Le financier russe Platon Lebedev, président de la société financière Menatep et actionnaire du groupe pétrolier Yukos, apparaît dans une enquête pour trafic d'armes qui occupe les justices suisse et française depuis trois ans. Platon Lebedev a été arrêté en Russie le 2 juillet dernier pour fraude et évasion fiscale, et le patron de Yukos, Mikhaïl Khodorkovski, l'a suivi en prison le 25 octobre. Menatep est décrite par Yukos comme son «centre financier». L'affaire illustre d'un jour nouveau les liens de Menatep et de ses dirigeants avec les hautes sphères du pouvoir politique et militaire russe sous le règne du président Boris Eltsine (1992-1999).

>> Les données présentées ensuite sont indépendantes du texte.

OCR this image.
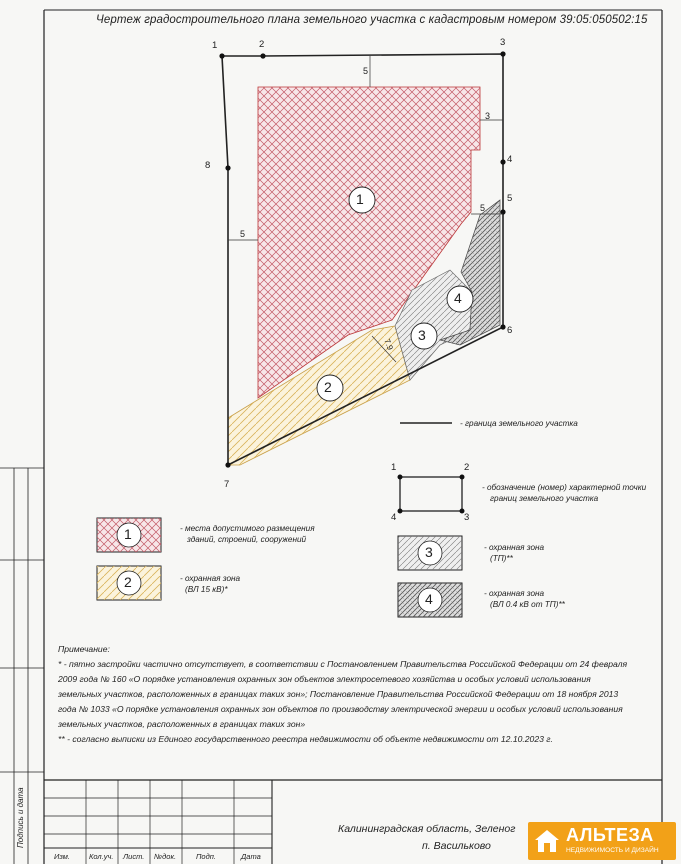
Чертеж градостроительного плана земельного участка с кадастровым номером 39:05:050502:15
1	2	3
4
5
6
7
8
5
3
5
5
7.9
1
2
3
4
- граница земельного участка
1	2
3
4
- обозначение (номер) характерной точки
границ земельного участка
1	- места допустимого размещения
зданий, строений, сооружений
2	- охранная зона
(ВЛ 15 кВ)*
3	- охранная зона
(ТП)**
4	- охранная зона
(ВЛ 0.4 кВ от ТП)**

Примечание:

* - пятно застройки частично отсутствует, в соответствии с Постановлением Правительства Российской Федерации от 24 февраля

2009 года № 160 «О порядке установления охранных зон объектов электросетевого хозяйства и особых условий использования

земельных участков, расположенных в границах таких зон»; Постановление Правительства Российской Федерации от 18 ноября 2013

года № 1033 «О порядке установления охранных зон объектов по производству электрической энергии и особых условий использования

земельных участков, расположенных в границах таких зон»

** - согласно выписки из Единого государственного реестра недвижимости об объекте недвижимости от 12.10.2023 г.

Калининградская область, Зеленог
п. Васильково
Изм.	Кол.уч. Лист. №док.	Подп.	Дата
Подпись и дата	АЛЬТЕЗА
НЕДВИЖИМОСТЬ И ДИЗАЙН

Selon des documents judiciaires français datés de novembre et décembre 2000, Platon Lebedev est intervenu personnellement pour que Menatep finance la livraison d'armes russes à l'Angola, au milieu des années 90. Les matériels concernés sont des «engins blindés, mines, munitions, hélicoptères MI 25 et MI 35, des moteurs pour avions MIG 21, MIG 23, systèmes de visée nocturne». Le gouvernement angolais, alors engagé dans une guerre civile contre le mouvement rebelle UNITA, a déboursé 505 millions de dollars pour ces armes. Menatep aurait avancé quelque 162 millions de dollars au fournisseur, la société slovaque ZTS Osos. «Menatep garantissait les fournisseurs de ZTS Osos, ou les payait en attendant d'être remboursé par l'Angola», a expliqué aux enquêteurs l'un des intermédiaires impliqués dans l'opération, l'homme d'affaires français Pierre Falcone.

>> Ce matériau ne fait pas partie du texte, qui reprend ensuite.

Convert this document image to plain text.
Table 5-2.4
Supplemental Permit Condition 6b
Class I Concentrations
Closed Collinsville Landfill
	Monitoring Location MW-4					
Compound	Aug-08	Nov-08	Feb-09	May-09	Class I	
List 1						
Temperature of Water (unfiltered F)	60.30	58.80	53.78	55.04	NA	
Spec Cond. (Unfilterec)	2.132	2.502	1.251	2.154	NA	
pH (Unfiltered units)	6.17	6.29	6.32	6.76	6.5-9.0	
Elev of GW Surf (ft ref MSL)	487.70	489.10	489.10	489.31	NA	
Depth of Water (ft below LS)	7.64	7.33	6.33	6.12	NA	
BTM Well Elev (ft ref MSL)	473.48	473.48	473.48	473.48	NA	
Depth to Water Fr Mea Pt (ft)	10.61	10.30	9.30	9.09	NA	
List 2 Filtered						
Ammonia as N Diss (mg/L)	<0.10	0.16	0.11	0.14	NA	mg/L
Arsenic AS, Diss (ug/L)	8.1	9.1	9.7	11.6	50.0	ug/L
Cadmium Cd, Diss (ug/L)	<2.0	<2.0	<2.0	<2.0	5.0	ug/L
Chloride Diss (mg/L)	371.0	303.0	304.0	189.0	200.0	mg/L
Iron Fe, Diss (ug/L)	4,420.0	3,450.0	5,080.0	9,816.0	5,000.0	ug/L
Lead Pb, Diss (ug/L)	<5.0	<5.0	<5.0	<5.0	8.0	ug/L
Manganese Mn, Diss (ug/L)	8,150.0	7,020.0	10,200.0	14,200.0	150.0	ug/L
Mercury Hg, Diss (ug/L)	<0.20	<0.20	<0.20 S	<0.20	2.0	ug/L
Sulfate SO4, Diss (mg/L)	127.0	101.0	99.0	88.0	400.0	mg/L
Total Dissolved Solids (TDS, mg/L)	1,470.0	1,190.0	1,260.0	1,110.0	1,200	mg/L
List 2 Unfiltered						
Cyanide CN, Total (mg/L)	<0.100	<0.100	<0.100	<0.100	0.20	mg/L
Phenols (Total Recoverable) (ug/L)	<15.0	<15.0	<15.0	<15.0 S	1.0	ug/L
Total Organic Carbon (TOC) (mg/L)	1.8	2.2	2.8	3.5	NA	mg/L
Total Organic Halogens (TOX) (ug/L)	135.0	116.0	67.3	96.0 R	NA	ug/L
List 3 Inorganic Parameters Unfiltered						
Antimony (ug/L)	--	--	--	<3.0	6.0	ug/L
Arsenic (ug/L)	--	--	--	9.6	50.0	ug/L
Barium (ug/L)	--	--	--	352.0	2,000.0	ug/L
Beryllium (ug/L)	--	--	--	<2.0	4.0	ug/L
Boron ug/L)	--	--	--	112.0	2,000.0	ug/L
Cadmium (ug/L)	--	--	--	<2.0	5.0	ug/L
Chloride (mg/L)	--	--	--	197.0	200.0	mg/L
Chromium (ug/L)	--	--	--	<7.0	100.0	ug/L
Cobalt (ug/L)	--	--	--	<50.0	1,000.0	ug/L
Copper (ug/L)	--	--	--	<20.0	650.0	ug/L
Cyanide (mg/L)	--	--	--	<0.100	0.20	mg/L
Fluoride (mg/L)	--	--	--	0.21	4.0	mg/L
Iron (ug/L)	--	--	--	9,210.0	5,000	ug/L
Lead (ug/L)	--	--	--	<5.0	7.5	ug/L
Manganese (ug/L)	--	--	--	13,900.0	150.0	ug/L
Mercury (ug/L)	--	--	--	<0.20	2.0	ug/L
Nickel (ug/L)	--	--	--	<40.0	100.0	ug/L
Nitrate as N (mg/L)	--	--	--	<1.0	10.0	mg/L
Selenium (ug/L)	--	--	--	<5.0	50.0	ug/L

Comme le relève un récent jugement du Tribunal fédéral, la justice genevoise soupçonne Pierre Falcone et un autre intermédiaire, le Franco-Russe Arkady Gaydamak, d'avoir «blanchi» le produit de ce «trafic d'armes» et d'avoir détourné une partie de l'argent issu de ces ventes, peut-être au profit de responsables politiques. Une société liée à Pierre Falcone aurait, selon les documents, perçu près de 68 millions de dollars sur un compte ouvert auprès de la banque Cantrade Ormond Burrus à Genève dans le cadre de cette opération; des sociétés liées à Arkady Gaydamak ont perçu près de 77 millions de dollars versés à la Cantrade Private Bank de Jersey.

Paribas au premier plan

Pierre Falcone a réfuté les accusations de «trafic d'armes» et affirme que le matériel fourni ne visait qu'à protéger de la rébellion le gouvernement angolais légitime. Arkady Gaydamak, qui avait amené Menatep dans la transaction, n'a pas pu être joint pour commenter ces informations. Son partenaire assure que la part de profit des deux hommes dans l'opération n'a pas dépassé 2%, le reste ayant servi à payer des fournisseurs.

Selon les mêmes documents, l'essentiel du financement accordé à ZTS-Osos a été accordé par la banque française Paribas (aujourd'hui BNP-Paribas), à hauteur de 346 millions de dollars. Un contrat signé en 1994 entre ZTS-Osos et Paribas prévoyait le remboursement de ces crédits grâce à du pétrole fourni par l'Angola. Selon Pierre Falcone, d'autres banques européennes auraient participé à la transaction avec Paribas. Comment l'une des plus grandes banques françaises a-t-elle pu être associée à un commerce d'armes dont les enquêteurs estiment qu'il ne disposait pas des autorisations officielles nécessaires, et qui a fait l'objet d'une plainte du gouvernement? La direction de BNP-Paribas n'était pas en mesure, vendredi, de répondre à cette question.